After 31 minutes, the Brazilian made his mark. Hazard was the architect, upping his already burgeoning assist count by swerving in from the left and selflessly passing to his better placed team-mate.

Oscar took a touch and then connected well with a shot from 25 yards, although Gianluigi Buffon would surely have saved the shot had it not take a cruel deflection off centre-back Leonardo Bonucci.

If there was an element of fortune to Oscar’s first goal for his new employers, the second was masterclass of imagination and execution.

With a single touch he was able to control the pass he received on the edge of the box and, at the same time, wrong-foot the defence to give himself a goal-shooting opportunity. The second touch was as glorious as the first, a rising curled shot evading the grasp of Buffon.

How the faithful roared. It was the type of goal that only a player of rare ability could have scored, the type that few who have worn the blue shirt could have conceived, never mind execute.

The instant comparisons with Gianfranco Zola, a legend in these parts and still recognised as the greatest player to ever pull on a Chelsea jersey, were deserved.

The home fans, who had already been pumped up by the Champions League trophy – or the 'Big Cup' as one noteworthy former manager calls it – being paraded by the Armed Forces shortly before kick-off, were in jubilant mood. "We know what we are, we know what we are, Champions of Europe, we know what we are," they sang.

Chelsea's supporters have yet to come up with a suitable song to commemorate the lavishly gifted Brazilian, but this should inspire them into action.

Roberto Di Matteo’s team stuttered throughout the second half but Oscar’s debut double was enough to earn the red carpet treatment from the home fans when he was substituted after 73 minutes.

They rose in unison to acclaim the new boy, although excitement at witnessing another thrilling young talent was later dampened by the failure to hold on to a two-goal lead.

This is the weakness of the new Chelsea. It is early days in what will undoubtedly be a transition season but the lavish investment in the front of the team has not been matched by reinforcing a distinctly wobbly centre.

While Hazard, Oscar, Ramires, Juan Mata, Victor Moses, Daniel Sturridge (injured against Juventus), Marko Marin and the loaned Kevin De Bruyne tussle for the three attacking midfield positions in Di Matteo’s favoured 4-2-3-1 formation, the defence is protected by first-choice pair John Obi Mikel and Frank Lampard, backed up by Oriol Romeu and little else.

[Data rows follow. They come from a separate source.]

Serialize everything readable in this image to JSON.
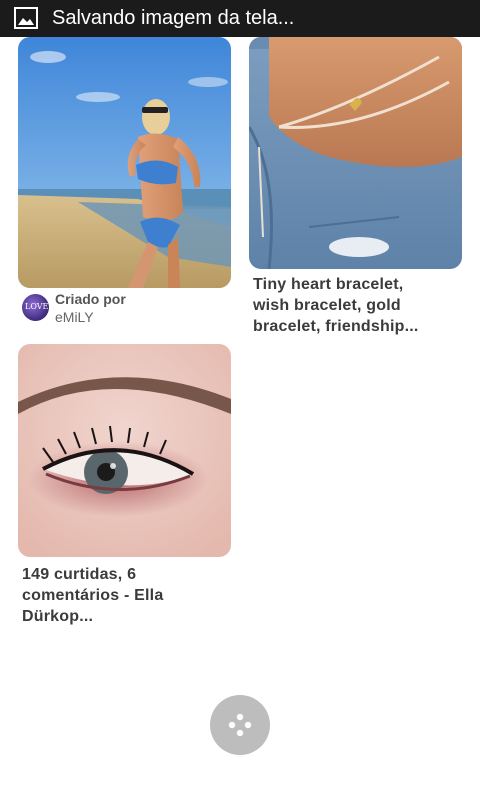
{
  "statusbar": {
    "icon": "image-icon",
    "title": "Salvando imagem da tela..."
  },
  "pins": [
    {
      "image": "beach-bikini-photo",
      "creator_prefix": "Criado por",
      "creator_name": "eMiLY",
      "avatar_text": "LOVE"
    },
    {
      "image": "bracelet-photo",
      "description_lines": [
        "Tiny heart bracelet,",
        "wish bracelet, gold",
        "bracelet, friendship..."
      ]
    },
    {
      "image": "eye-makeup-photo",
      "description_lines": [
        "149 curtidas, 6",
        "comentários - Ella",
        "Dürkop..."
      ]
    }
  ],
  "fab": {
    "icon": "dots-cluster-icon"
  },
  "colors": {
    "statusbar_bg": "#1b1b1b",
    "fab_bg": "#bdbdbd",
    "text": "#3b3b3b"
  }
}
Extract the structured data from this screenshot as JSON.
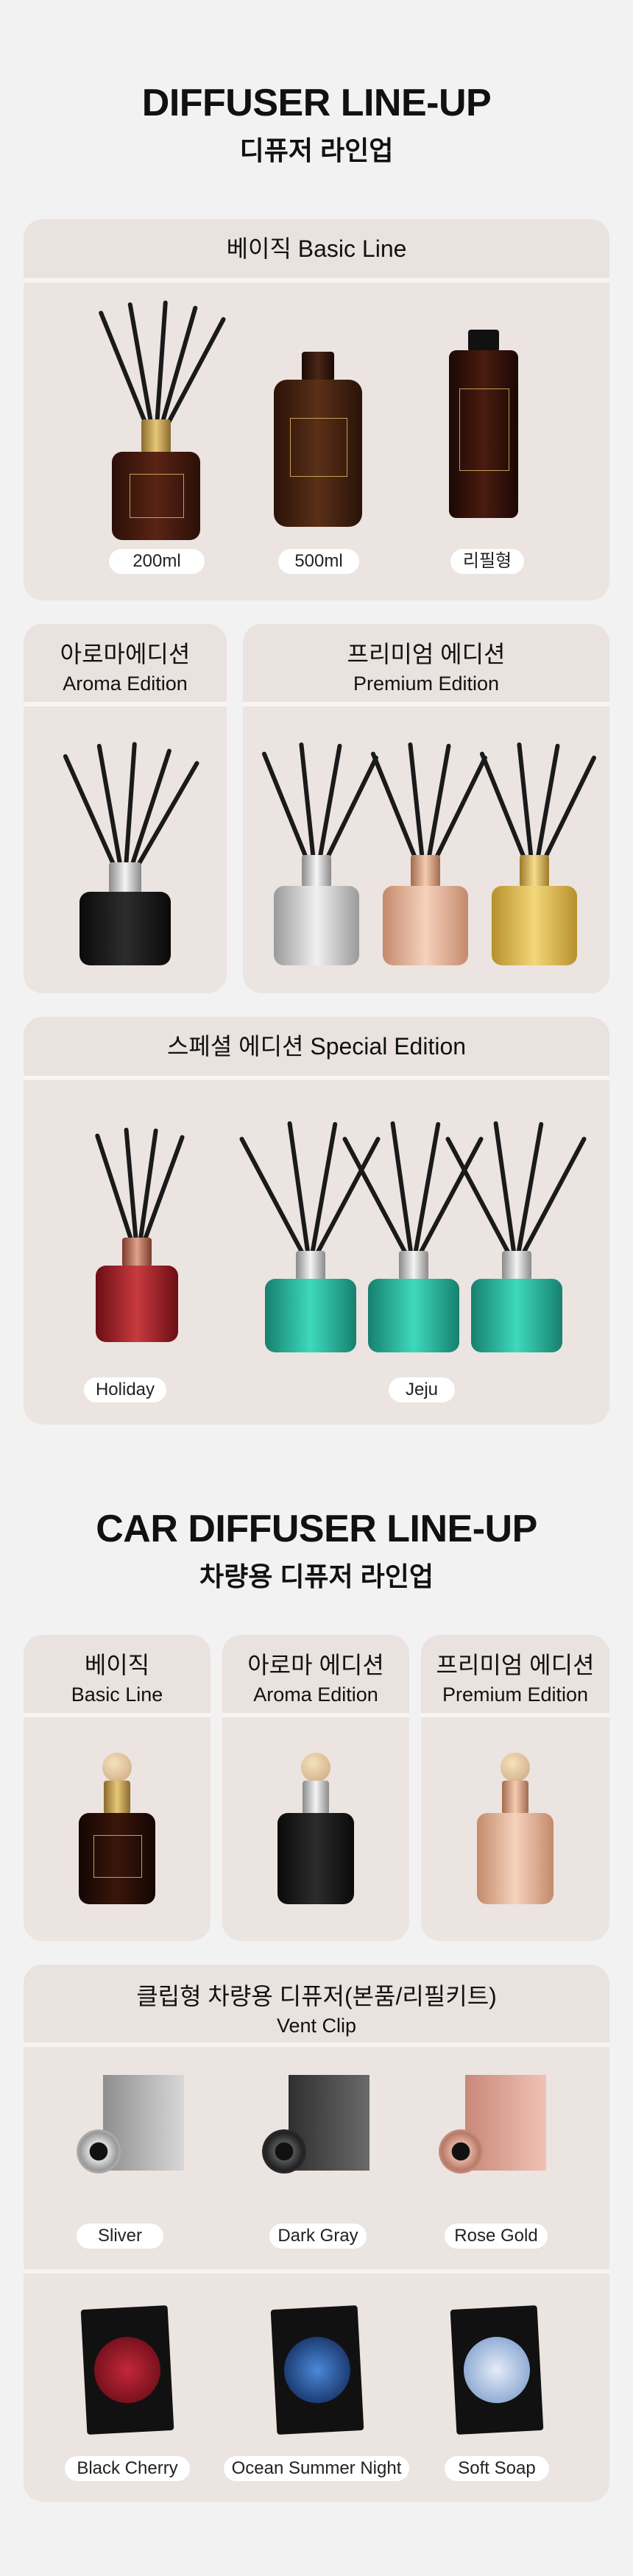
{
  "section1": {
    "title_en": "DIFFUSER LINE-UP",
    "title_ko": "디퓨저 라인업",
    "basic": {
      "header": "베이직 Basic Line",
      "labels": [
        "200ml",
        "500ml",
        "리필형"
      ]
    },
    "aroma": {
      "header_ko": "아로마에디션",
      "header_en": "Aroma Edition"
    },
    "premium": {
      "header_ko": "프리미엄 에디션",
      "header_en": "Premium Edition"
    },
    "special": {
      "header": "스페셜 에디션 Special Edition",
      "labels": [
        "Holiday",
        "Jeju"
      ]
    }
  },
  "section2": {
    "title_en": "CAR DIFFUSER LINE-UP",
    "title_ko": "차량용 디퓨저 라인업",
    "basic": {
      "header_ko": "베이직",
      "header_en": "Basic Line"
    },
    "aroma": {
      "header_ko": "아로마 에디션",
      "header_en": "Aroma Edition"
    },
    "premium": {
      "header_ko": "프리미엄 에디션",
      "header_en": "Premium Edition"
    },
    "vent": {
      "header_ko": "클립형 차량용 디퓨저(본품/리필키트)",
      "header_en": "Vent Clip",
      "colors": [
        "Sliver",
        "Dark Gray",
        "Rose Gold"
      ],
      "refills": [
        "Black Cherry",
        "Ocean Summer Night",
        "Soft Soap"
      ]
    }
  },
  "colors": {
    "page_bg": "#f2f2f2",
    "card_bg": "#ebe4e1",
    "amber": "#4a1e14",
    "black": "#1a1a1a",
    "silver": "#c9c9c9",
    "rose_gold": "#e0a98c",
    "gold": "#d8b25a",
    "red": "#a8242a",
    "teal": "#2fbfa5"
  }
}
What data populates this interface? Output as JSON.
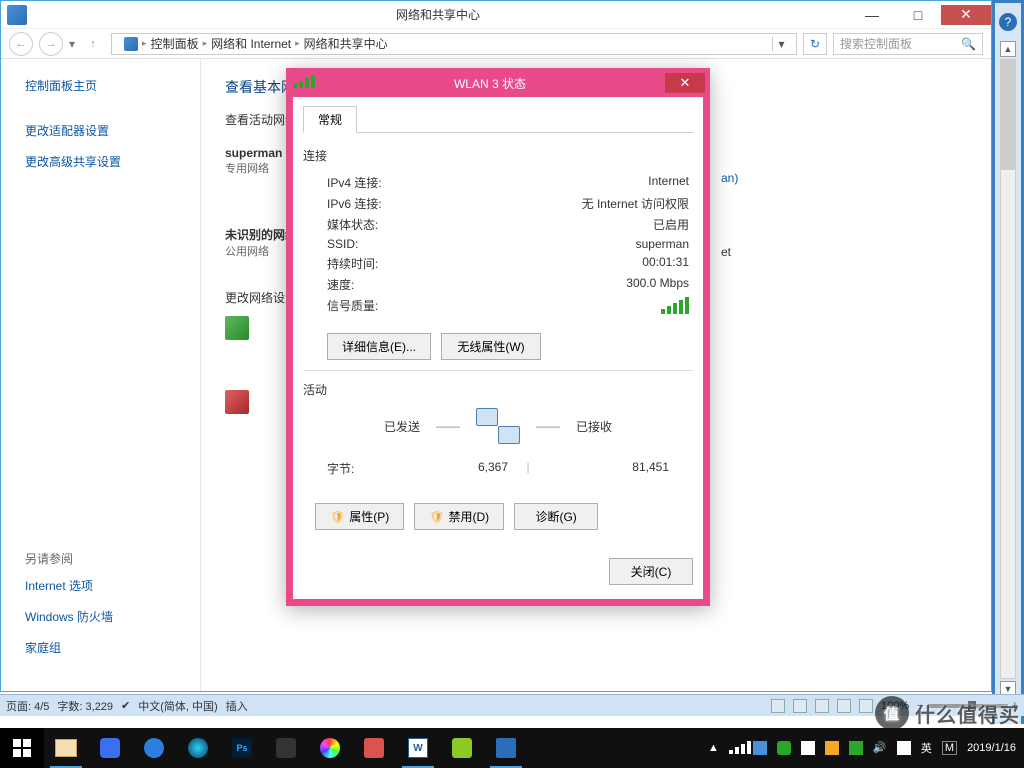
{
  "window": {
    "title": "网络和共享中心",
    "min": "—",
    "max": "□",
    "close": "✕"
  },
  "nav": {
    "back": "←",
    "forward": "→",
    "up": "▾",
    "bc1": "控制面板",
    "bc2": "网络和 Internet",
    "bc3": "网络和共享中心",
    "drop": "▾",
    "refresh": "↻",
    "search_placeholder": "搜索控制面板",
    "search_icon": "🔍"
  },
  "sidebar": {
    "home": "控制面板主页",
    "adapter": "更改适配器设置",
    "advshare": "更改高级共享设置",
    "see_also": "另请参阅",
    "inetopt": "Internet 选项",
    "firewall": "Windows 防火墙",
    "homegroup": "家庭组"
  },
  "main": {
    "h1": "查看基本网络信息并设置连接",
    "h2": "查看活动网络",
    "net1_name": "superman",
    "net1_type": "专用网络",
    "net1_link": "an)",
    "net2_name": "未识别的网络",
    "net2_type": "公用网络",
    "net2_link": "et",
    "change_title": "更改网络设置"
  },
  "dialog": {
    "title": "WLAN 3 状态",
    "close_x": "✕",
    "tab_general": "常规",
    "grp_conn": "连接",
    "ipv4_l": "IPv4 连接:",
    "ipv4_v": "Internet",
    "ipv6_l": "IPv6 连接:",
    "ipv6_v": "无 Internet 访问权限",
    "media_l": "媒体状态:",
    "media_v": "已启用",
    "ssid_l": "SSID:",
    "ssid_v": "superman",
    "dur_l": "持续时间:",
    "dur_v": "00:01:31",
    "speed_l": "速度:",
    "speed_v": "300.0 Mbps",
    "sig_l": "信号质量:",
    "btn_detail": "详细信息(E)...",
    "btn_wireless": "无线属性(W)",
    "grp_act": "活动",
    "sent": "已发送",
    "recv": "已接收",
    "bytes_l": "字节:",
    "bytes_sent": "6,367",
    "bytes_recv": "81,451",
    "btn_prop": "属性(P)",
    "btn_disable": "禁用(D)",
    "btn_diag": "诊断(G)",
    "btn_close": "关闭(C)"
  },
  "status": {
    "page": "页面: 4/5",
    "words": "字数: 3,229",
    "lang": "中文(简体, 中国)",
    "mode": "插入",
    "zoom": "100%",
    "zminus": "−",
    "zplus": "+"
  },
  "rightpane": {
    "help": "?",
    "up": "▲",
    "down": "▼"
  },
  "tray": {
    "ime1": "英",
    "ime2": "M",
    "time": "",
    "date": "2019/1/16"
  },
  "watermark": {
    "circ": "值",
    "text": "什么值得买"
  }
}
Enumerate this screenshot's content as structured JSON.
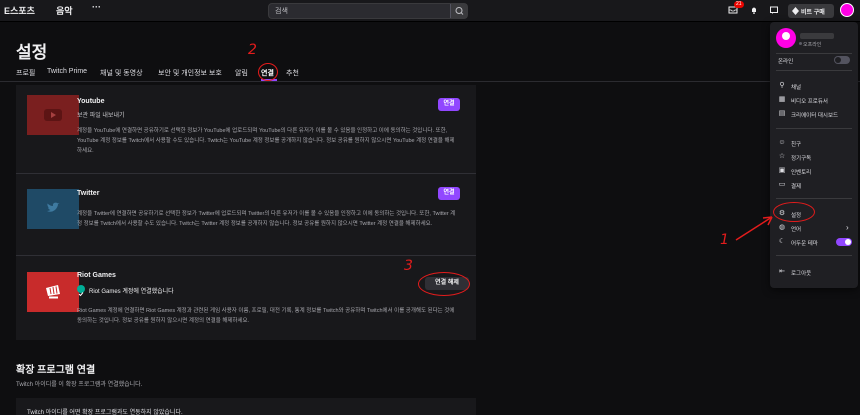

Ramires has not been used in the centre since the days when Andre Villas-Boas performed his touchline gymnastics at the Bridge, while Michael Essien and Raul Meireles were both eased off the wage bill at the end of the transfer window.

This has given Di Matteo’s squad a lop-sided look, one which Juventus’ equalising goal served only to magnify.

Mikel’s errant pass from his own box and some dawdling by Chelsea was compounded by a terrible error of judgement by John Terry, whose attempt to catch Fabio Quagliarella off-side failed dismally as the substitute darted past him and slotted calmly past Petr Cech to make the score 2-2.

The sale of Meireles to Fenerbahce in the week after the Premier League transfer window had shut and the failure to replace him appears even more perverse in the light of a second consecutive night of thrilling Champions League group action.

Chelsea have introduced an Oscar but the wider debate is whether they have the squad to go on and win some prizes.